By Kathryn Radigan, MD, MSc
Assistant Professor,
Pulmonary Medicine,
Northwestern University,
Feinberg School of Medicine,
Chicago, IL

Dr. Radigan reports no financial relationships relevant to this field of study.

SYNOPSIS: The high negative predictive value of a negative nasal screen for methicillin-resistant Staphylococcus aureus suggests these patients do not have lower respiratory tract infections caused by the organism.

SOURCE: Tilahun B, et al. Nasal colonization and lower respiratory tract infections with methicillin-resistant Staphylococcus aureus. Am J Crit Care 2015;24:8-12.

Although nasal screening for methicillin-resistant Staphylococcus aureus (MRSA) is a widely accepted method for infection control, the relationship between nasal carriage and development of MRSA lower respiratory tract infection (LRTI) is not well studied. Tilahun and colleagues sought to determine the association between MRSA nasal swab results and MRSA LRTI in a medical ICU. In this single-site, retrospective cohort study, 165 patients were diagnosed with pneumonia and had both nasal swabbing and culturing of respiratory specimens within 24 hours of admission.

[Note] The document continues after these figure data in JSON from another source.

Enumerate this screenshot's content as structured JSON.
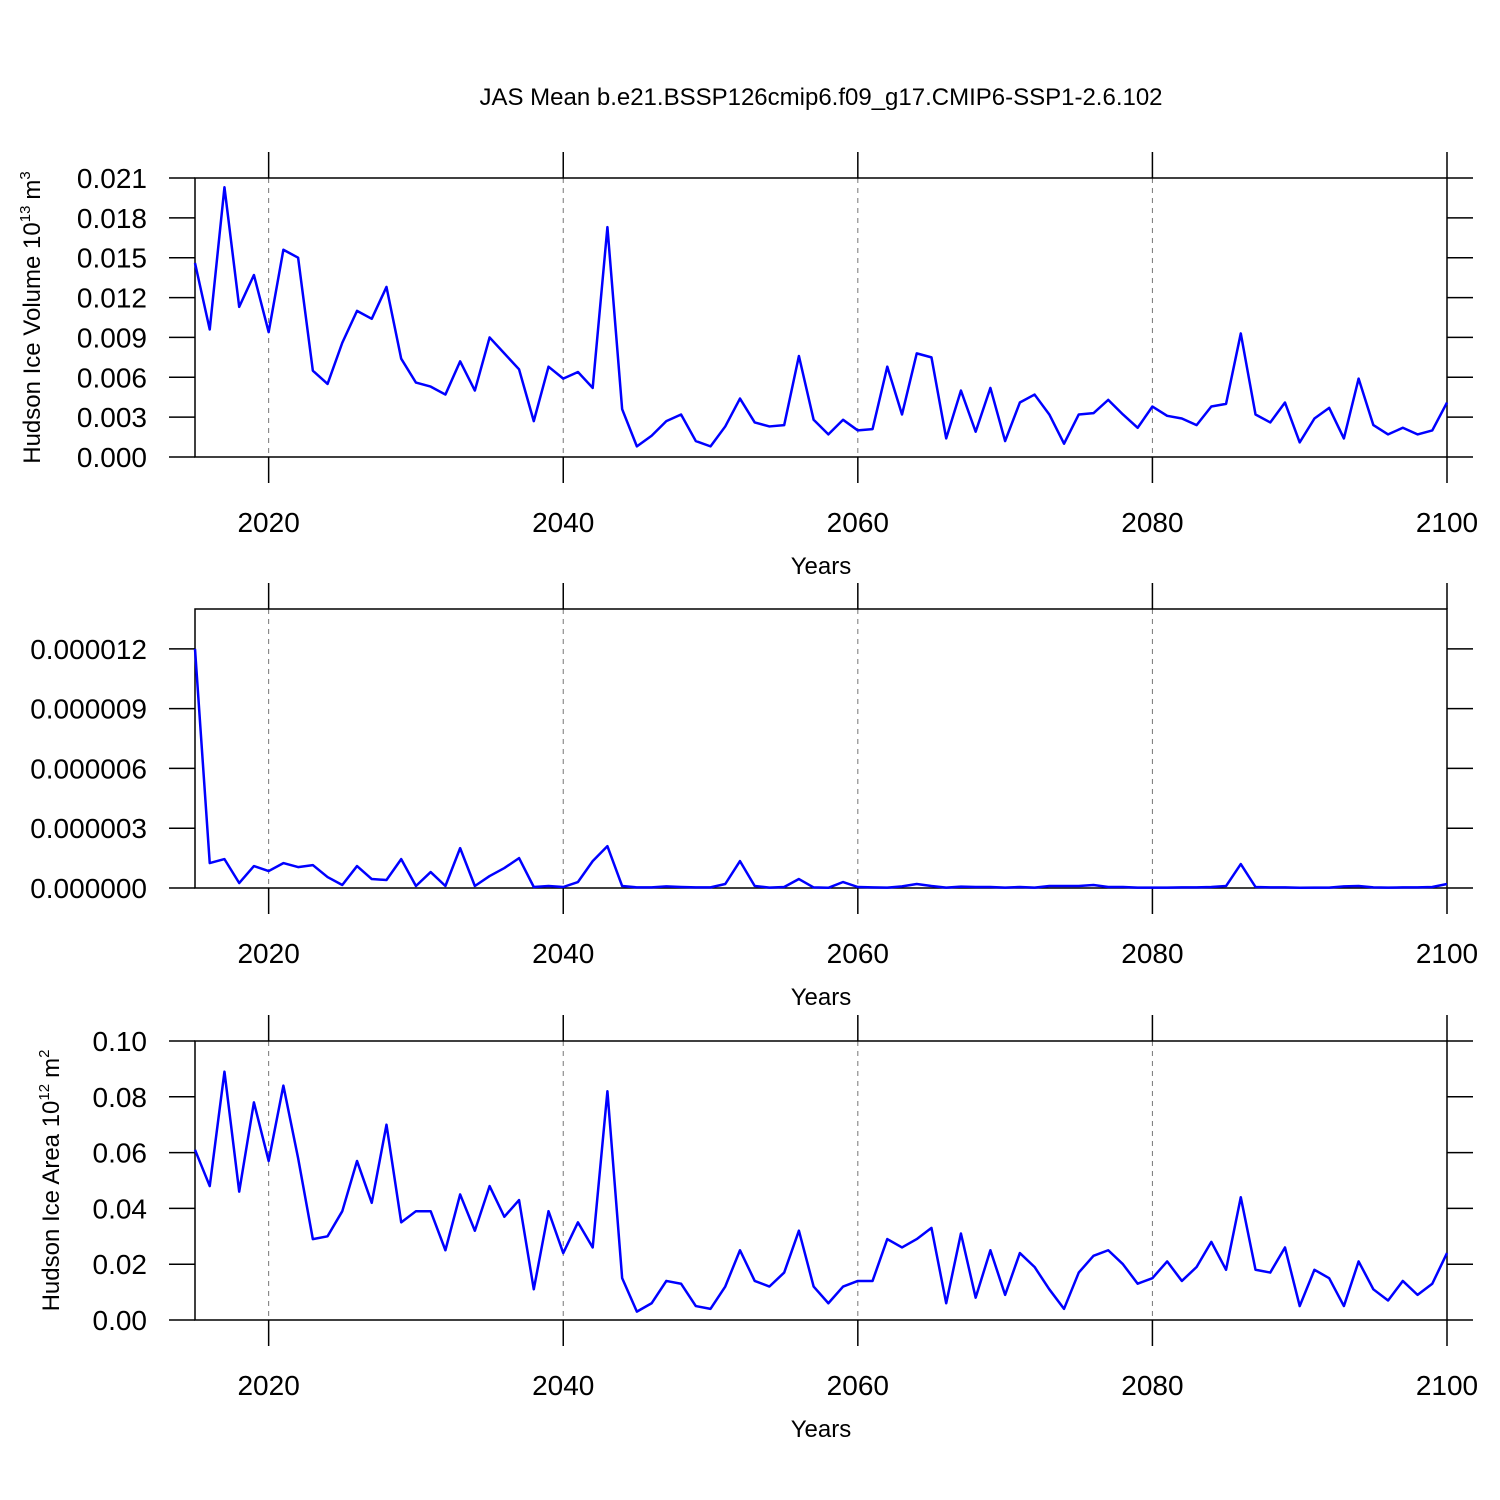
{
  "chart_data": [
    {
      "type": "line",
      "title": "JAS Mean b.e21.BSSP126cmip6.f09_g17.CMIP6-SSP1-2.6.102",
      "ylabel": [
        "Hudson Ice Volume 10",
        "13",
        "m",
        "3"
      ],
      "xlabel": "Years",
      "xlim": [
        2015,
        2100
      ],
      "xticks": [
        2020,
        2040,
        2060,
        2080,
        2100
      ],
      "ylim": [
        0,
        0.021
      ],
      "yticks": [
        {
          "value": 0,
          "label": "0.000"
        },
        {
          "value": 0.003,
          "label": "0.003"
        },
        {
          "value": 0.006,
          "label": "0.006"
        },
        {
          "value": 0.009,
          "label": "0.009"
        },
        {
          "value": 0.012,
          "label": "0.012"
        },
        {
          "value": 0.015,
          "label": "0.015"
        },
        {
          "value": 0.018,
          "label": "0.018"
        },
        {
          "value": 0.021,
          "label": "0.021"
        }
      ],
      "grid": "x",
      "color": "#0000ff",
      "x": [
        2015,
        2016,
        2017,
        2018,
        2019,
        2020,
        2021,
        2022,
        2023,
        2024,
        2025,
        2026,
        2027,
        2028,
        2029,
        2030,
        2031,
        2032,
        2033,
        2034,
        2035,
        2036,
        2037,
        2038,
        2039,
        2040,
        2041,
        2042,
        2043,
        2044,
        2045,
        2046,
        2047,
        2048,
        2049,
        2050,
        2051,
        2052,
        2053,
        2054,
        2055,
        2056,
        2057,
        2058,
        2059,
        2060,
        2061,
        2062,
        2063,
        2064,
        2065,
        2066,
        2067,
        2068,
        2069,
        2070,
        2071,
        2072,
        2073,
        2074,
        2075,
        2076,
        2077,
        2078,
        2079,
        2080,
        2081,
        2082,
        2083,
        2084,
        2085,
        2086,
        2087,
        2088,
        2089,
        2090,
        2091,
        2092,
        2093,
        2094,
        2095,
        2096,
        2097,
        2098,
        2099,
        2100
      ],
      "values": [
        0.0146,
        0.0096,
        0.0203,
        0.0113,
        0.0137,
        0.0094,
        0.0156,
        0.015,
        0.0065,
        0.0055,
        0.0086,
        0.011,
        0.0104,
        0.0128,
        0.0074,
        0.0056,
        0.0053,
        0.0047,
        0.0072,
        0.005,
        0.009,
        0.0078,
        0.0066,
        0.0027,
        0.0068,
        0.0059,
        0.0064,
        0.0052,
        0.0173,
        0.0036,
        0.0008,
        0.0016,
        0.0027,
        0.0032,
        0.0012,
        0.0008,
        0.0023,
        0.0044,
        0.0026,
        0.0023,
        0.0024,
        0.0076,
        0.0028,
        0.0017,
        0.0028,
        0.002,
        0.0021,
        0.0068,
        0.0032,
        0.0078,
        0.0075,
        0.0014,
        0.005,
        0.0019,
        0.0052,
        0.0012,
        0.0041,
        0.0047,
        0.0032,
        0.001,
        0.0032,
        0.0033,
        0.0043,
        0.0032,
        0.0022,
        0.0038,
        0.0031,
        0.0029,
        0.0024,
        0.0038,
        0.004,
        0.0093,
        0.0032,
        0.0026,
        0.0041,
        0.0011,
        0.0029,
        0.0037,
        0.0014,
        0.0059,
        0.0024,
        0.0017,
        0.0022,
        0.0017,
        0.002,
        0.0041
      ]
    },
    {
      "type": "line",
      "xlabel": "Years",
      "xlim": [
        2015,
        2100
      ],
      "xticks": [
        2020,
        2040,
        2060,
        2080,
        2100
      ],
      "ylim": [
        0,
        1.4e-05
      ],
      "yticks": [
        {
          "value": 0,
          "label": "0.000000"
        },
        {
          "value": 3e-06,
          "label": "0.000003"
        },
        {
          "value": 6e-06,
          "label": "0.000006"
        },
        {
          "value": 9e-06,
          "label": "0.000009"
        },
        {
          "value": 1.2e-05,
          "label": "0.000012"
        }
      ],
      "grid": "x",
      "color": "#0000ff",
      "x": [
        2015,
        2016,
        2017,
        2018,
        2019,
        2020,
        2021,
        2022,
        2023,
        2024,
        2025,
        2026,
        2027,
        2028,
        2029,
        2030,
        2031,
        2032,
        2033,
        2034,
        2035,
        2036,
        2037,
        2038,
        2039,
        2040,
        2041,
        2042,
        2043,
        2044,
        2045,
        2046,
        2047,
        2048,
        2049,
        2050,
        2051,
        2052,
        2053,
        2054,
        2055,
        2056,
        2057,
        2058,
        2059,
        2060,
        2061,
        2062,
        2063,
        2064,
        2065,
        2066,
        2067,
        2068,
        2069,
        2070,
        2071,
        2072,
        2073,
        2074,
        2075,
        2076,
        2077,
        2078,
        2079,
        2080,
        2081,
        2082,
        2083,
        2084,
        2085,
        2086,
        2087,
        2088,
        2089,
        2090,
        2091,
        2092,
        2093,
        2094,
        2095,
        2096,
        2097,
        2098,
        2099,
        2100
      ],
      "values": [
        1.2e-05,
        1.25e-06,
        1.45e-06,
        2.5e-07,
        1.1e-06,
        8.5e-07,
        1.25e-06,
        1.05e-06,
        1.15e-06,
        5.5e-07,
        1.5e-07,
        1.1e-06,
        4.5e-07,
        4e-07,
        1.45e-06,
        1e-07,
        8e-07,
        1e-07,
        2e-06,
        1e-07,
        6e-07,
        1e-06,
        1.5e-06,
        5e-08,
        1e-07,
        5e-08,
        3e-07,
        1.35e-06,
        2.1e-06,
        1e-07,
        3e-08,
        3e-08,
        8e-08,
        5e-08,
        3e-08,
        3e-08,
        2e-07,
        1.35e-06,
        1e-07,
        2e-08,
        5e-08,
        4.5e-07,
        3e-08,
        1e-08,
        3e-07,
        5e-08,
        3e-08,
        2e-08,
        8e-08,
        2e-07,
        1e-07,
        2e-08,
        7e-08,
        5e-08,
        5e-08,
        2e-08,
        5e-08,
        2e-08,
        1e-07,
        1e-07,
        1e-07,
        1.5e-07,
        5e-08,
        5e-08,
        2e-08,
        2e-08,
        2e-08,
        3e-08,
        3e-08,
        5e-08,
        1e-07,
        1.2e-06,
        5e-08,
        3e-08,
        3e-08,
        1e-08,
        2e-08,
        2e-08,
        8e-08,
        1e-07,
        3e-08,
        2e-08,
        3e-08,
        3e-08,
        5e-08,
        2e-07
      ]
    },
    {
      "type": "line",
      "ylabel": [
        "Hudson Ice Area 10",
        "12",
        "m",
        "2"
      ],
      "xlabel": "Years",
      "xlim": [
        2015,
        2100
      ],
      "xticks": [
        2020,
        2040,
        2060,
        2080,
        2100
      ],
      "ylim": [
        0,
        0.1
      ],
      "yticks": [
        {
          "value": 0,
          "label": "0.00"
        },
        {
          "value": 0.02,
          "label": "0.02"
        },
        {
          "value": 0.04,
          "label": "0.04"
        },
        {
          "value": 0.06,
          "label": "0.06"
        },
        {
          "value": 0.08,
          "label": "0.08"
        },
        {
          "value": 0.1,
          "label": "0.10"
        }
      ],
      "grid": "x",
      "color": "#0000ff",
      "x": [
        2015,
        2016,
        2017,
        2018,
        2019,
        2020,
        2021,
        2022,
        2023,
        2024,
        2025,
        2026,
        2027,
        2028,
        2029,
        2030,
        2031,
        2032,
        2033,
        2034,
        2035,
        2036,
        2037,
        2038,
        2039,
        2040,
        2041,
        2042,
        2043,
        2044,
        2045,
        2046,
        2047,
        2048,
        2049,
        2050,
        2051,
        2052,
        2053,
        2054,
        2055,
        2056,
        2057,
        2058,
        2059,
        2060,
        2061,
        2062,
        2063,
        2064,
        2065,
        2066,
        2067,
        2068,
        2069,
        2070,
        2071,
        2072,
        2073,
        2074,
        2075,
        2076,
        2077,
        2078,
        2079,
        2080,
        2081,
        2082,
        2083,
        2084,
        2085,
        2086,
        2087,
        2088,
        2089,
        2090,
        2091,
        2092,
        2093,
        2094,
        2095,
        2096,
        2097,
        2098,
        2099,
        2100
      ],
      "values": [
        0.061,
        0.048,
        0.089,
        0.046,
        0.078,
        0.057,
        0.084,
        0.058,
        0.029,
        0.03,
        0.039,
        0.057,
        0.042,
        0.07,
        0.035,
        0.039,
        0.039,
        0.025,
        0.045,
        0.032,
        0.048,
        0.037,
        0.043,
        0.011,
        0.039,
        0.024,
        0.035,
        0.026,
        0.082,
        0.015,
        0.003,
        0.006,
        0.014,
        0.013,
        0.005,
        0.004,
        0.012,
        0.025,
        0.014,
        0.012,
        0.017,
        0.032,
        0.012,
        0.006,
        0.012,
        0.014,
        0.014,
        0.029,
        0.026,
        0.029,
        0.033,
        0.006,
        0.031,
        0.008,
        0.025,
        0.009,
        0.024,
        0.019,
        0.011,
        0.004,
        0.017,
        0.023,
        0.025,
        0.02,
        0.013,
        0.015,
        0.021,
        0.014,
        0.019,
        0.028,
        0.018,
        0.044,
        0.018,
        0.017,
        0.026,
        0.005,
        0.018,
        0.015,
        0.005,
        0.021,
        0.011,
        0.007,
        0.014,
        0.009,
        0.013,
        0.024
      ]
    }
  ]
}
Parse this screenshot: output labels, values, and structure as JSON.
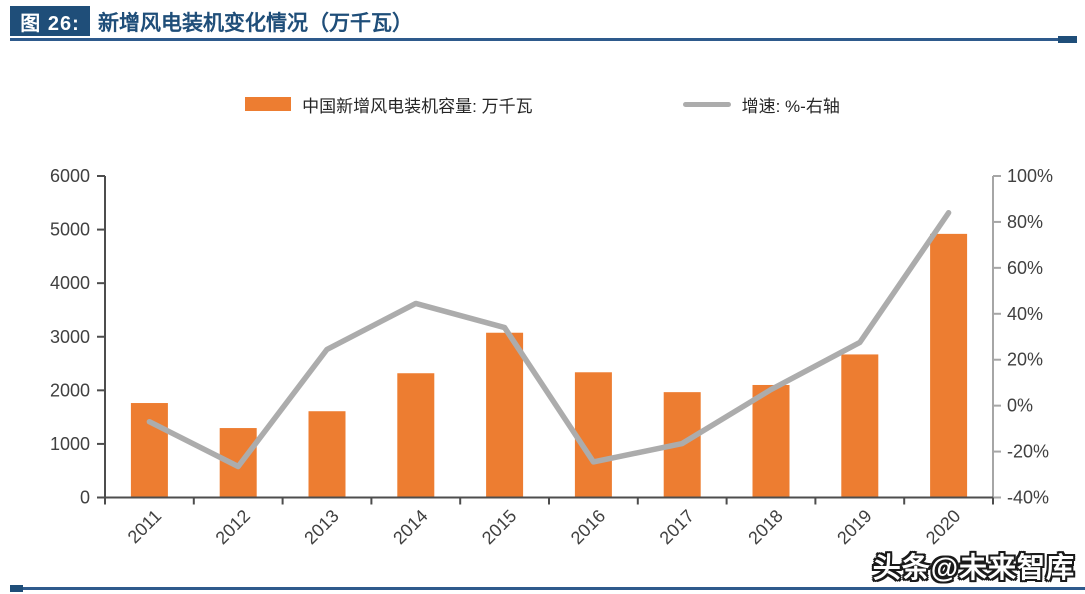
{
  "header": {
    "figure_label": "图 26:",
    "title": "新增风电装机变化情况（万千瓦）"
  },
  "legend": {
    "bar_label": "中国新增风电装机容量: 万千瓦",
    "line_label": "增速: %-右轴"
  },
  "watermark": "头条@未来智库",
  "colors": {
    "bar": "#ED7D31",
    "line": "#ACACAC",
    "navy": "#1F4E79",
    "rule": "#2E5A8C",
    "axis_text": "#404040",
    "axis_dark": "#4D4D4D",
    "axis_gray": "#A6A6A6"
  },
  "chart_data": {
    "type": "bar",
    "title": "新增风电装机变化情况（万千瓦）",
    "categories": [
      "2011",
      "2012",
      "2013",
      "2014",
      "2015",
      "2016",
      "2017",
      "2018",
      "2019",
      "2020"
    ],
    "series": [
      {
        "name": "中国新增风电装机容量: 万千瓦",
        "type": "bar",
        "axis": "left",
        "values": [
          1763,
          1296,
          1610,
          2319,
          3075,
          2337,
          1966,
          2100,
          2670,
          4920
        ]
      },
      {
        "name": "增速: %-右轴",
        "type": "line",
        "axis": "right",
        "values": [
          -7,
          -26.5,
          24.5,
          44.5,
          34,
          -24.5,
          -16.5,
          7,
          27.5,
          84
        ]
      }
    ],
    "left_axis": {
      "min": 0,
      "max": 6000,
      "ticks": [
        0,
        1000,
        2000,
        3000,
        4000,
        5000,
        6000
      ],
      "suffix": ""
    },
    "right_axis": {
      "min": -40,
      "max": 100,
      "ticks": [
        -40,
        -20,
        0,
        20,
        40,
        60,
        80,
        100
      ],
      "suffix": "%"
    },
    "grid": false,
    "legend_position": "top",
    "x_labels_rotated_deg": -45
  }
}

Among the 28 patients who had a nasal swab positive for MRSA, eight (4.8%) patients had respiratory specimens positive for MRSA. Of the 165 patients who were involved in the study, only two (1.2%) had negative nasal swabs but positive MRSA respiratory cultures. The sensitivity and specificity for nasal MRSA colonization for subsequent infection were 80% and 87.1% and the positive and negative predictive values were 28.6% and 98.5%, respectively.

COMMENTARY

It has long been recognized that treating our critically ill patients with early and appropriate antibiotics is a critical determinant of survival in septic shock.1 The Surviving Sepsis Campaign suggests that IV antimicrobials should be given within the first hour of recognition of septic shock and severe sepsis without septic shock.2 The guidelines for the choice of antibiotics are complicated and based on the individual patient and the identity and susceptibility pattern of the bacteria isolated on the individual unit. With good intention, antibiotics are often overprescribed with failure of timely de-escalation, leading to unintended adverse consequences including patient morbidity and mortality, increasing health care costs, and antimicrobial resistance. Prescribing antibiotics to cover MRSA empirically is one of the biggest culprits.3 This manuscript examined whether a correlation exists between MRSA nasal swab results and MRSA LRTI in a medical ICU. Even though researchers found that positive MRSA nasal swabs were not as helpful in guiding antibiotic therapy, they did conclude that the high predictive value of a negative nasal swab may be helpful with de-escalation of empiric antimicrobial therapy.

Although the overall message of this manuscript may be helpful, a word of caution should be exercised with these recommendations in regards to the type of specimen collected for respiratory tract culture. As described within the manuscript, only 5% of the specimens were collected by bronchoalveolar lavage; 65% of the specimens were tracheal aspirate or sputum collected by suctioning, 13% were from expectorated sputum, and 16% were collected from induced sputum. Since the majority of the specimens were not collected through bronchoalveolar lavage, the ability to differentiate upper respiratory tract colonization from lower tract pathogens is less accurate. Furthermore, the rate of pathogen detection for sputum samples can be quite poor, especially if standards of quality control for sputum culture are not followed. Taking into account these limitations, a negative nasal screen for MRSA should be an additional, but not the only, consideration to be included among a number of other important factors when deciding to de-escalate antibiotic therapy in our critically ill patients. 

REFERENCES

1. Kumar A, et al. Duration of hypotension before initiation of effective antimicrobial therapy is the critical determinant of survival in human septic shock. Crit Care Med 2006;34:1589-96.

2. Dellinger RP, et al. Surviving sepsis campaign: International guidelines for management of severe sepsis and septic shock: 2008. Inten Care Med 2008;34:17-60.

3. Rimawi RH, et al. Impact of regular collaboration between infectious diseases and critical care practitioners on antimicrobial utilization and patient outcome. Crit Care Med 2013;41:2099-2107.